Una delle polemiche del giorno sembrerebbe sgangherata quanto le traiettorie di un autoscontro. Stiamo parlando del film La scuola cattolica. Chi l’ha visto non lo trova riuscito, soprattutto poi se commisurato all’omonimo romanzo di formazione di Edoardo Albinati, con cui l’autore ha meritato il premio Strega nel 2016.

Il film di Stefano Mordini seleziona il crimine da cui scaturiscono la narrazione e le considerazioni del libro, mettendo in scena la vicenda efferata che ha terrorizzato le donne della mia generazione: lo stupro e delitto del Circeo, che restò scolpito nelle nostre memorie non solo per l’efferatezza ma perché raccoglieva in sé anche il tema dello scontro di classe al contrario, cioè dell’odio dei ricchi fascisti verso i meno abbienti, oltre a quelli classici dello scontro di genere, con il disprezzo del maschio verso le donne.

Fatto sta che la squinternata Commissione per la classificazione delle opere cinematografiche ha vietato la visione del film ai minori di 18 anni. «Il film presenta una narrazione filmica che ha come suo punto centrale la sostanziale equiparazione della vittima e del carnefice. In particolare i protagonisti della vicenda pur partendo da situazioni sociali diverse, finiscono per apparire tutti incapaci di comprendere la situazione in cui si trovano coinvolti. Questa lettura che appare dalle immagini, assai violente negli ultimi venti minuti, viene preceduta nella prima parte del film, da una scena in cui un professore, soffermandosi su un dipinto in cui Cristo viene flagellato, fornisce assieme ai ragazzi, tra i quali gli omicidi del Circeo, un’interpretazione in cui gli stessi, Gesù Cristo e i flagellanti vengono sostanzialmente messi sullo stesso piano. Per tutte le ragioni sopracitate la Commissione a maggioranza ritiene che il film non sia adatto ai minori di anni diciotto».

Liberi e buoni

I commissari, negati quantomeno nel campo della scrittura, si ergono a custodi dei valori religiosi e morali della collettività, inconsapevoli che qualsiasi adolescente è già abituato ai porno gratuiti offerti dal web e alla violenza assassina dei videogames. E vabbè. Per fortuna abbiamo invece dei liberal che gridano alla censura. Il film ha un valore pedagogico, dicono. Se lo vedono degli adolescenti magari imparano qualcosa, diventano rispettosi e corretti.

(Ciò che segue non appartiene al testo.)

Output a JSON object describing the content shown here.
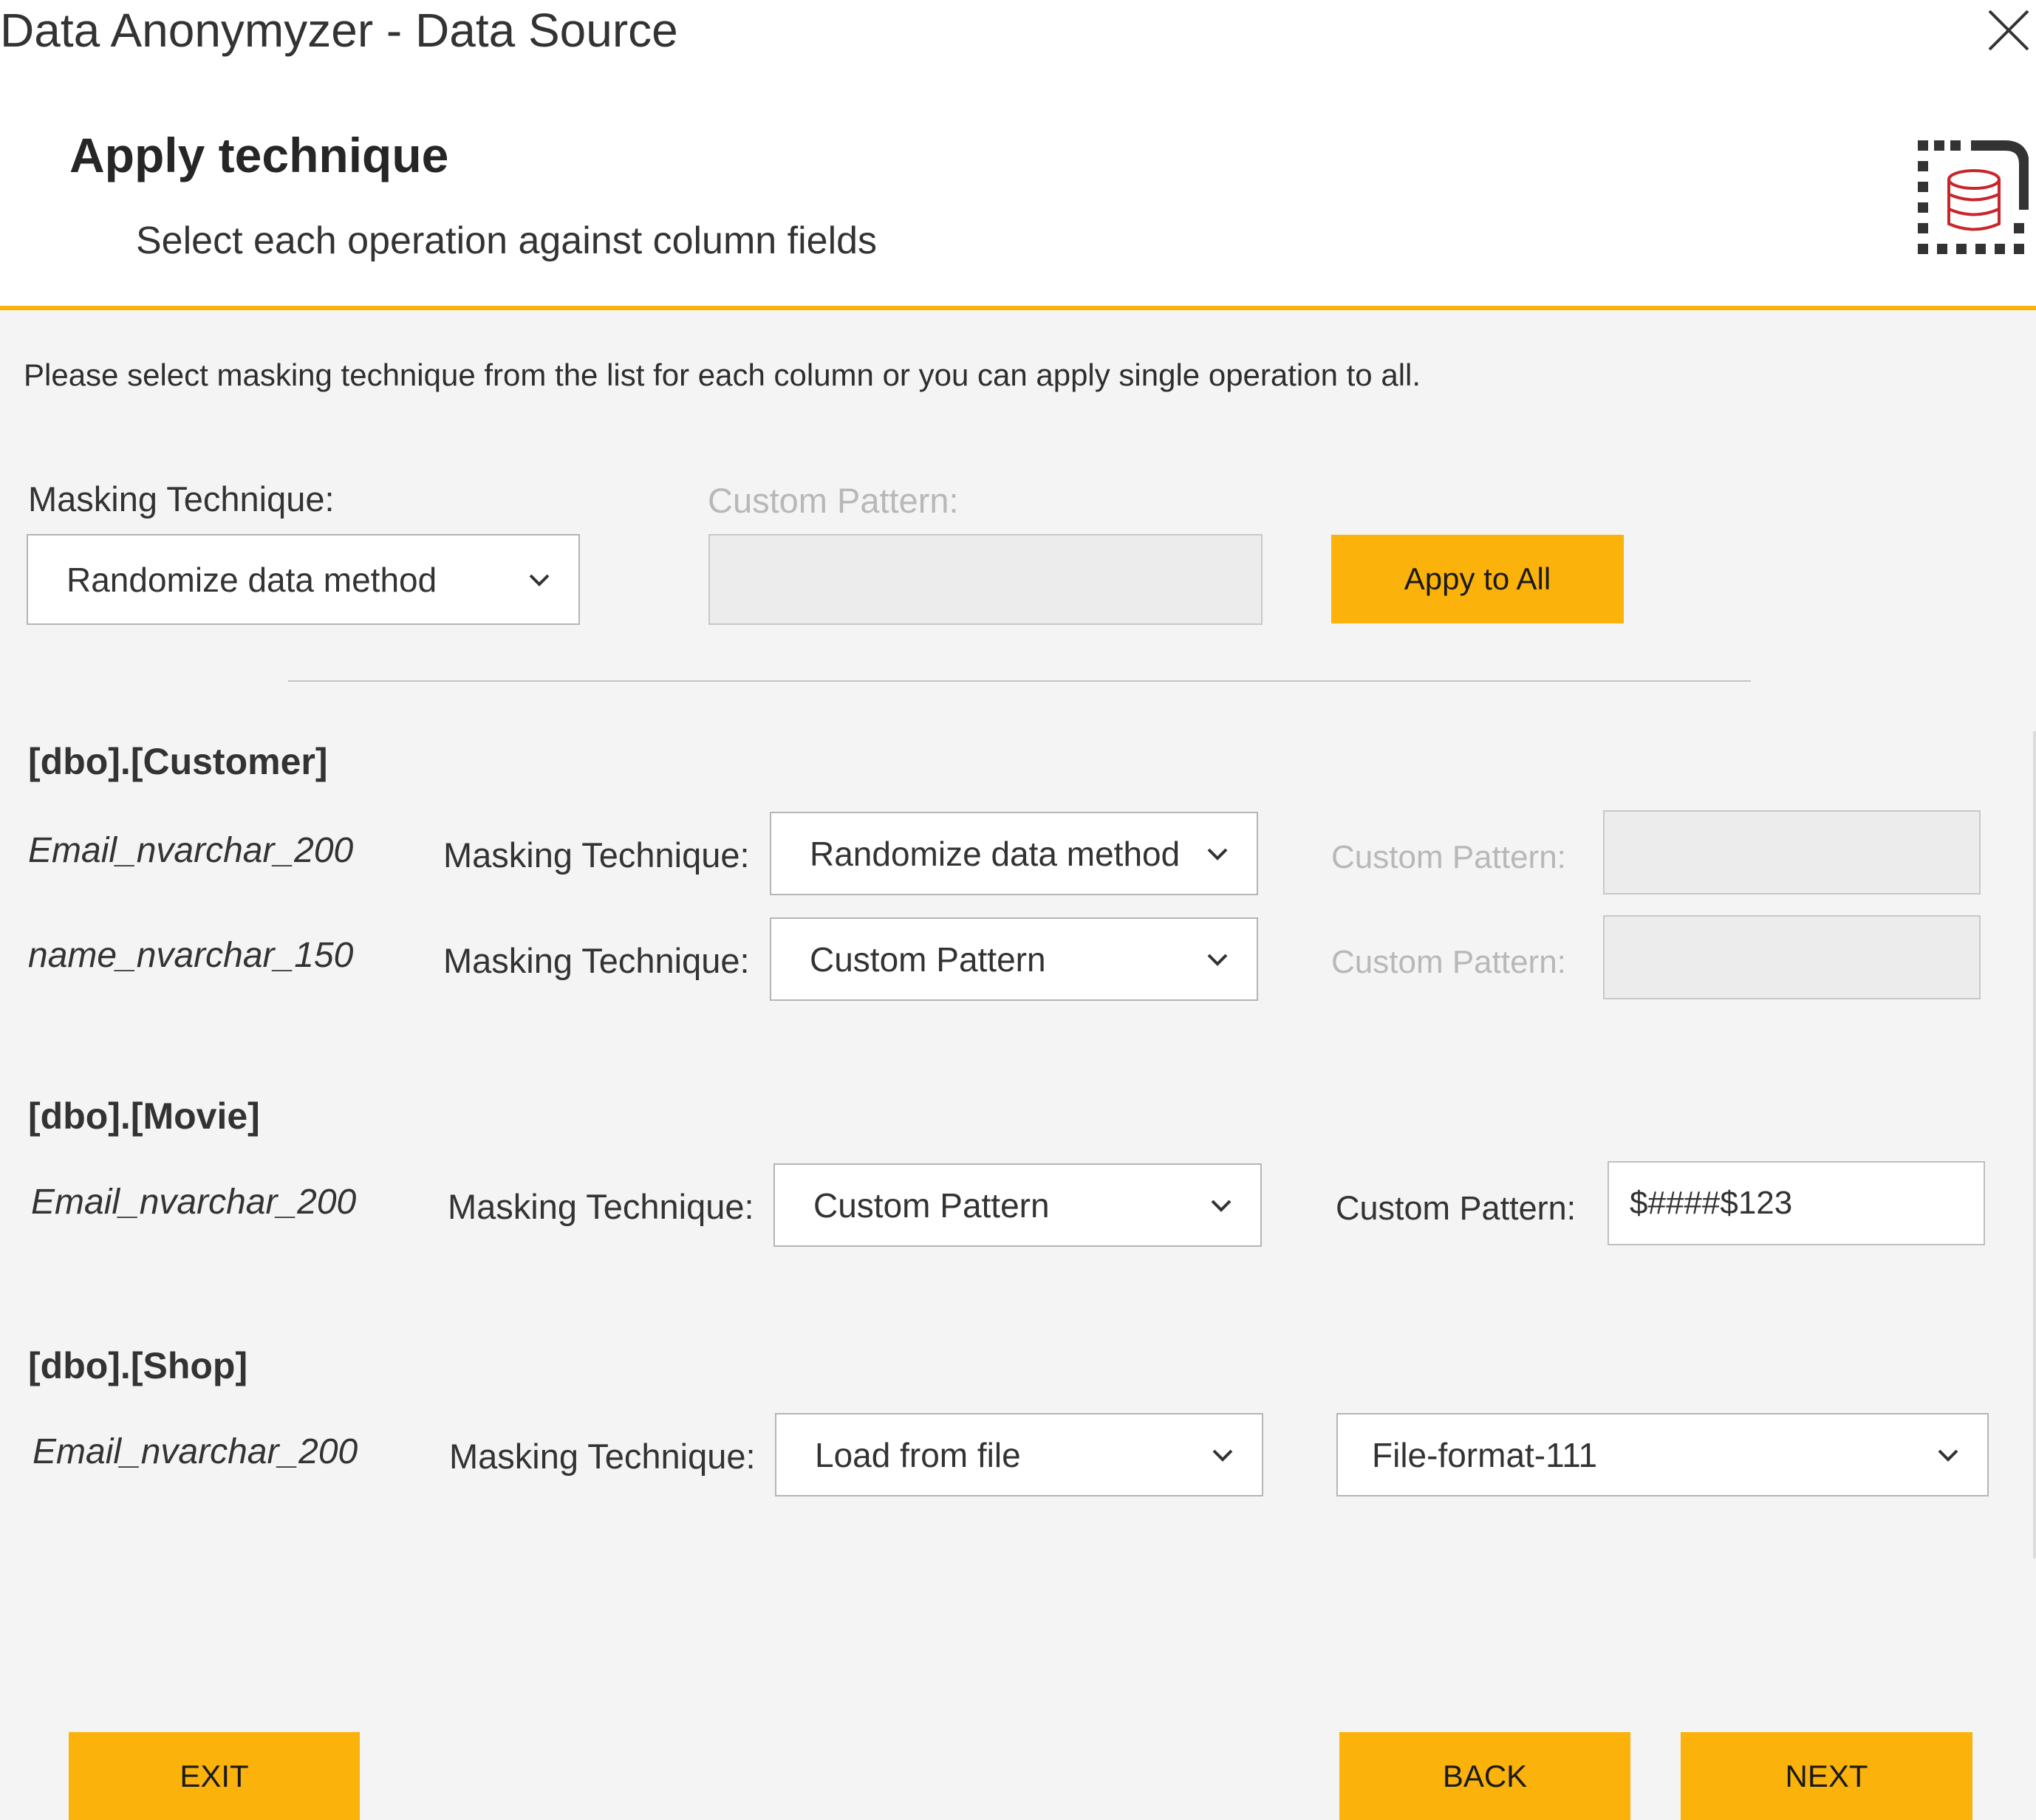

Fa però sorridere che questi portatori sani di libertaria pedagogia filmica siano perlopiù in prima linea nelle censure della cancel culture. Per giunta, chiunque viva nel nostro mondo fatica a immaginare un quattordicenne che si precipita a pagare il biglietto per vedere un film su un vecchio caso di cronaca, quando sappiamo benissimo che i ragazzi, se vanno in sala lo fanno solo per vedere blockbuster inzeppati di effetti speciali.

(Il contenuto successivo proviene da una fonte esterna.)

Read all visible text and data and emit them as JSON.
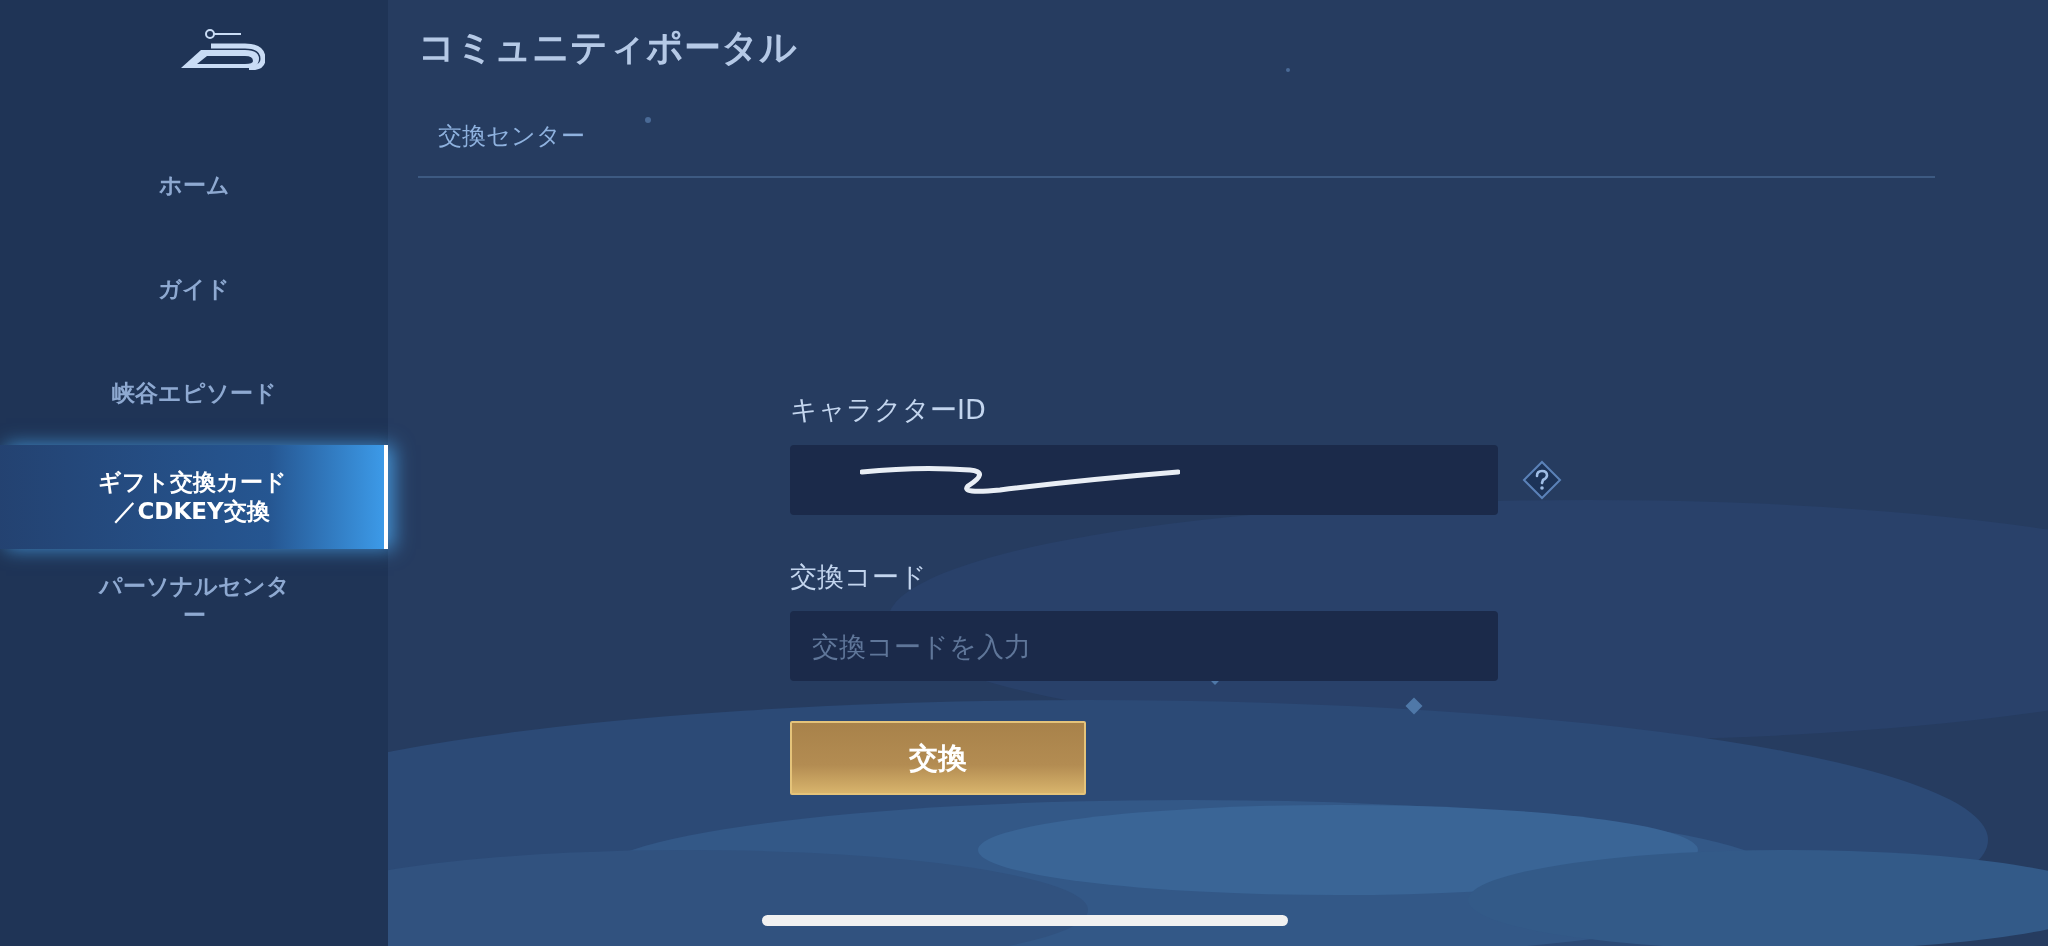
{
  "sidebar": {
    "items": [
      {
        "label": "ホーム",
        "selected": false
      },
      {
        "label": "ガイド",
        "selected": false
      },
      {
        "label": "峡谷エピソード",
        "selected": false
      },
      {
        "label": "ギフト交換カード／CDKEY交換",
        "selected": true
      },
      {
        "label": "パーソナルセンター",
        "selected": false
      }
    ]
  },
  "header": {
    "title": "コミュニティポータル",
    "section": "交換センター"
  },
  "form": {
    "fields": [
      {
        "label": "キャラクターID",
        "redacted": true,
        "help": true
      },
      {
        "label": "交換コード",
        "placeholder": "交換コードを入力",
        "redacted": false,
        "help": false
      }
    ],
    "submit": "交換"
  }
}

E così mentre moralisti new wave contro moralisti arcaici si scontrano, la vera morale vincente è quella di Enrico Lucherini, che proprio in questi giorni ha celebrato la sua tonitruante carriera di press agent cinematografico all’OffOff Theatre di Roma. La scuola cattolica, film che probabilmente non era destinato al successo, si trova pubblicizzato sulle pagine dei giornali con la prestigiosa fascetta “Censurato il film che denuncia la violenza sulle donne”, come fosse un Ultimo tango a Parigi politicamente corretto.

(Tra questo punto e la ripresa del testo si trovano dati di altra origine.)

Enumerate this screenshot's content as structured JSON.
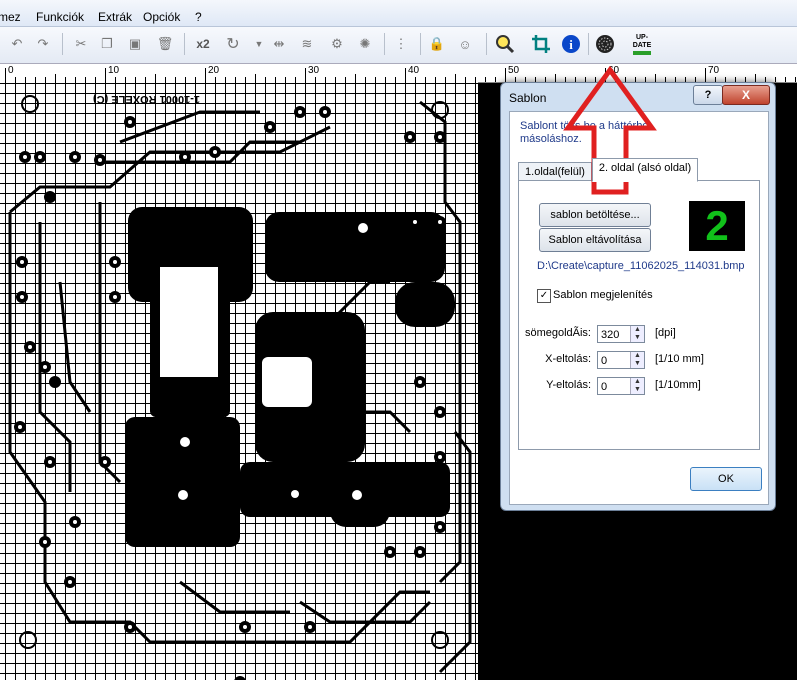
{
  "menu": {
    "items": [
      "mez",
      "Funkciók",
      "Extrák",
      "Opciók",
      "?"
    ]
  },
  "toolbar": {
    "zoom_label": "x2",
    "update_label_top": "UP-",
    "update_label_bottom": "DATE"
  },
  "ruler": {
    "labels": [
      "0",
      "10",
      "20",
      "30",
      "40",
      "50",
      "60",
      "70"
    ]
  },
  "board": {
    "mirrored_text": "1-10001 ROXELE (C)"
  },
  "dialog": {
    "title": "Sablon",
    "help_label": "?",
    "close_label": "X",
    "info_text": "Sablont tölts be a háttérbe másoláshoz.",
    "tabs": [
      "1.oldal(felül)",
      "2. oldal (alsó oldal)"
    ],
    "load_button": "sablon betöltése...",
    "remove_button": "Sablon eltávolítása",
    "side_number": "2",
    "file_path": "D:\\Create\\capture_11062025_114031.bmp",
    "show_checkbox_label": "Sablon megjelenítés",
    "show_checked": true,
    "fields": [
      {
        "label": "sömegoldÃis:",
        "value": "320",
        "unit": "[dpi]"
      },
      {
        "label": "X-eltolás:",
        "value": "0",
        "unit": "[1/10 mm]"
      },
      {
        "label": "Y-eltolás:",
        "value": "0",
        "unit": "[1/10mm]"
      }
    ],
    "ok_button": "OK"
  },
  "colors": {
    "accent_arrow": "#e02020",
    "side_badge": "#11c11a"
  }
}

Una lucherinata perfetta, che rimanda agli espedienti del celebre press agent per promuovere film a forza di finti annegamenti, finte combustioni, finti litigi. Ora, almeno quei pochi lettori di giornali e polemiche giornalistiche rimasti, tutti rigorosamente ultradiciottenni, magari si faranno prendere dalla pazza voglia di staccarsi da Netflix e tornare in sala per testimoniare la propria militanza dalla parte dei liberi e buoni.